Likewise a “celebration” needs its own definition, which I submit as an expression of beauty or an evocation of such an expression. Now before we go further down this semantic rabbit hole, I will not chase that definition: beauty is truly in the eye of the beholder, or at least it will do for this discussion. The rest of “the celebration,” however, bears a little more explication.

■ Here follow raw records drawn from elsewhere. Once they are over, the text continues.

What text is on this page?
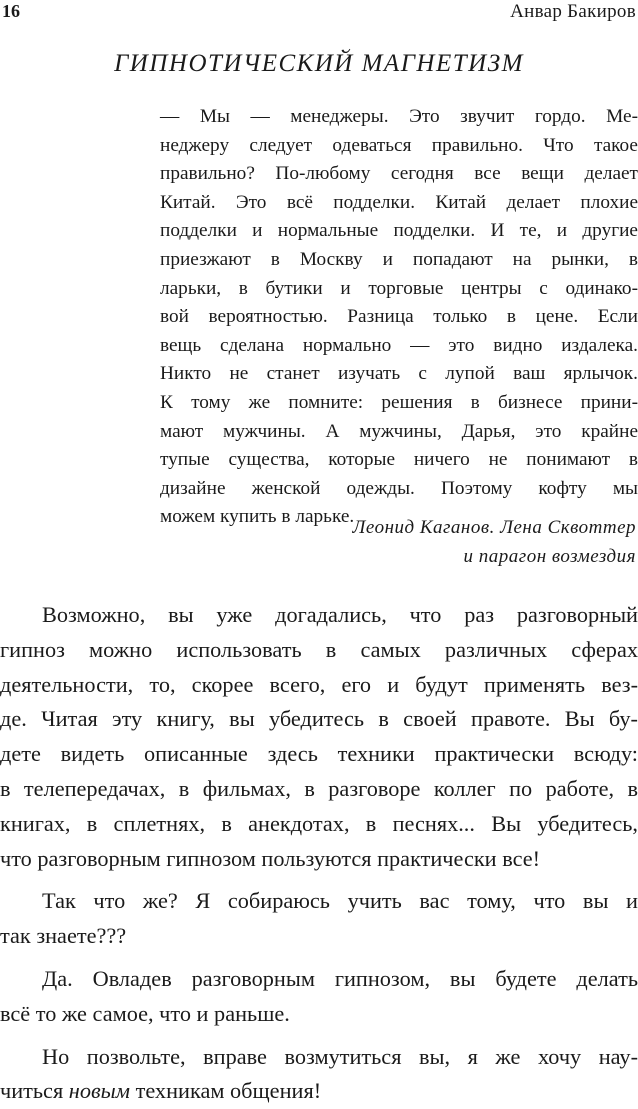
16	Анвар Бакиров
ГИПНОТИЧЕСКИЙ МАГНЕТИЗМ
— Мы — менеджеры. Это звучит гордо. Ме-
неджеру следует одеваться правильно. Что такое
правильно? По-любому сегодня все вещи делает
Китай. Это всё подделки. Китай делает плохие
подделки и нормальные подделки. И те, и другие
приезжают в Москву и попадают на рынки, в
ларьки, в бутики и торговые центры с одинако-
вой вероятностью. Разница только в цене. Если
вещь сделана нормально — это видно издалека.
Никто не станет изучать с лупой ваш ярлычок.
К тому же помните: решения в бизнесе прини-
мают мужчины. А мужчины, Дарья, это крайне
тупые существа, которые ничего не понимают в
дизайне женской одежды. Поэтому кофту мы
можем купить в ларьке.
Леонид Каганов. Лена Сквоттер
и парагон возмездия
Возможно, вы уже догадались, что раз разговорный
гипноз можно использовать в самых различных сферах
деятельности, то, скорее всего, его и будут применять вез-
де. Читая эту книгу, вы убедитесь в своей правоте. Вы бу-
дете видеть описанные здесь техники практически всюду:
в телепередачах, в фильмах, в разговоре коллег по работе, в
книгах, в сплетнях, в анекдотах, в песнях... Вы убедитесь,
что разговорным гипнозом пользуются практически все!
Так что же? Я собираюсь учить вас тому, что вы и
так знаете???
Да. Овладев разговорным гипнозом, вы будете делать
всё то же самое, что и раньше.
Но позвольте, вправе возмутиться вы, я же хочу нау-
читься новым техникам общения!
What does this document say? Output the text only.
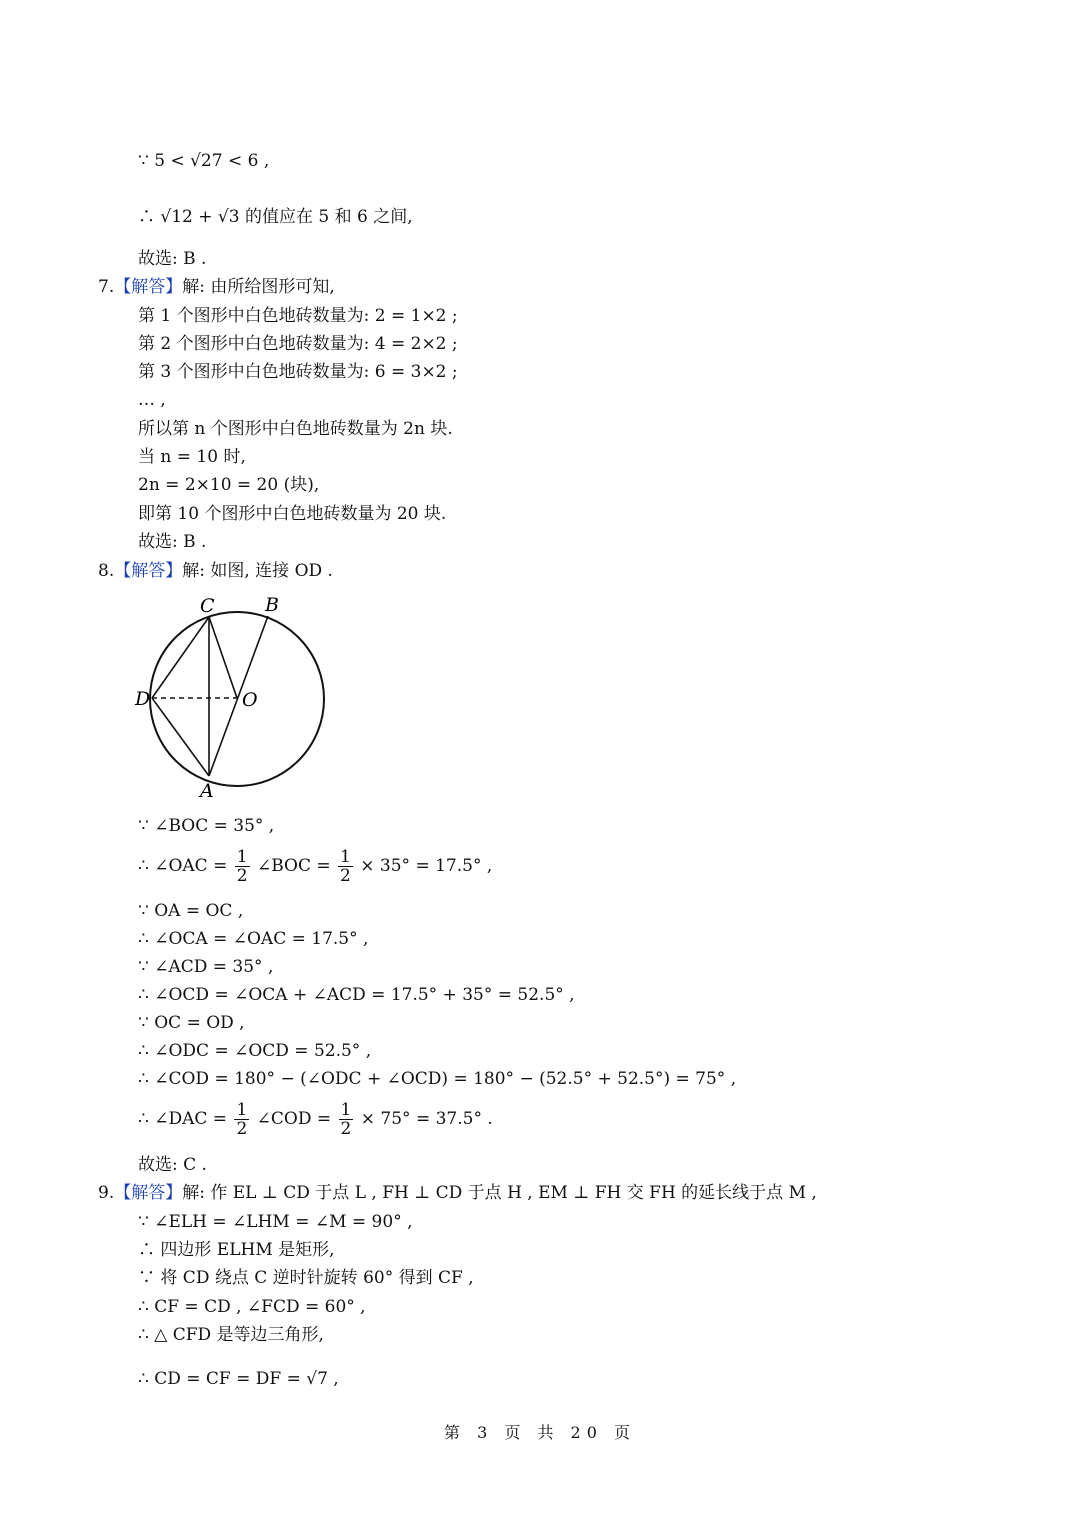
∵ 5 < √27 < 6 ,
∴ √12 + √3 的值应在 5 和 6 之间,
故选: B .
7.【解答】解: 由所给图形可知,
第 1 个图形中白色地砖数量为: 2 = 1×2 ;
第 2 个图形中白色地砖数量为: 4 = 2×2 ;
第 3 个图形中白色地砖数量为: 6 = 3×2 ;
… ,
所以第 n 个图形中白色地砖数量为 2n 块.
当 n = 10 时,
2n = 2×10 = 20 (块),
即第 10 个图形中白色地砖数量为 20 块.
故选: B .
8.【解答】解: 如图, 连接 OD .
C	B
D	O
A
∵ ∠BOC = 35° ,
∴ ∠OAC = $\frac{1}{2}$ ∠BOC = $\frac{1}{2} \times 35^\circ = 17.5^\circ$ ,
∵ OA = OC ,
∴ ∠OCA = ∠OAC = 17.5° ,
∵ ∠ACD = 35° ,
∴ ∠OCD = ∠OCA + ∠ACD = 17.5° + 35° = 52.5° ,
∵ OC = OD ,
∴ ∠ODC = ∠OCD = 52.5° ,
∴ ∠COD = 180° − (∠ODC + ∠OCD) = 180° − (52.5° + 52.5°) = 75° ,
∴ ∠DAC = $\frac{1}{2}$ ∠COD = $\frac{1}{2} \times 75^\circ = 37.5^\circ$ .
故选: C .
9.【解答】解: 作 EL ⊥ CD 于点 L , FH ⊥ CD 于点 H , EM ⊥ FH 交 FH 的延长线于点 M ,
∵ ∠ELH = ∠LHM = ∠M = 90° ,
∴ 四边形 ELHM 是矩形,
∵ 将 CD 绕点 C 逆时针旋转 60° 得到 CF ,
∴ CF = CD , ∠FCD = 60° ,
∴ △ CFD 是等边三角形,
∴ CD = CF = DF = √7 ,
第 3 页 共 20 页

To express beauty is often simple enough: draw pleasing lines, combine colors and form into harmony, manipulate light to fall flatteringly on a subject, etc. But aesthetically pleasing lines, colors and forms often meet up with horrifying, miserable and painful counterparts in the same objects, many of which are accepted as “art” (even if many people think such a thing is essentially bad art). How does one get to this ostensibly frightful place? Certainly some awful things in the world bear the mantle of truth, but a mutilated corpse, for example, is not a “work of art” even if it demonstrates the violent nature of humanity or the world at large. I don’t really have an all-encompassing answer but two things spring to mind: these horrific things create empty spaces in us, and to move forward mentally, we must fill them with beautiful things; the climactic emotions are likely to reflect the art, but there is still a connection to what is beautiful. Perhaps it could be called “negative art” or “inverse art” (if the former seems too pejorative). The other thing that comes to mind is, in these seemingly not beautiful works many of us can relate to them in more or less specific ways, and they evoke catharsis which is of itself a beautiful expression or inducement of emotions.
(As a person whose photography revolves around largely dismissed or reviled creatures; whose writing is not always “harmonious,” “bright” or “cheerful;” and who lives in the realm of ever-nebulous contemporary art; this topic is prominently (and perilously) in my mind.)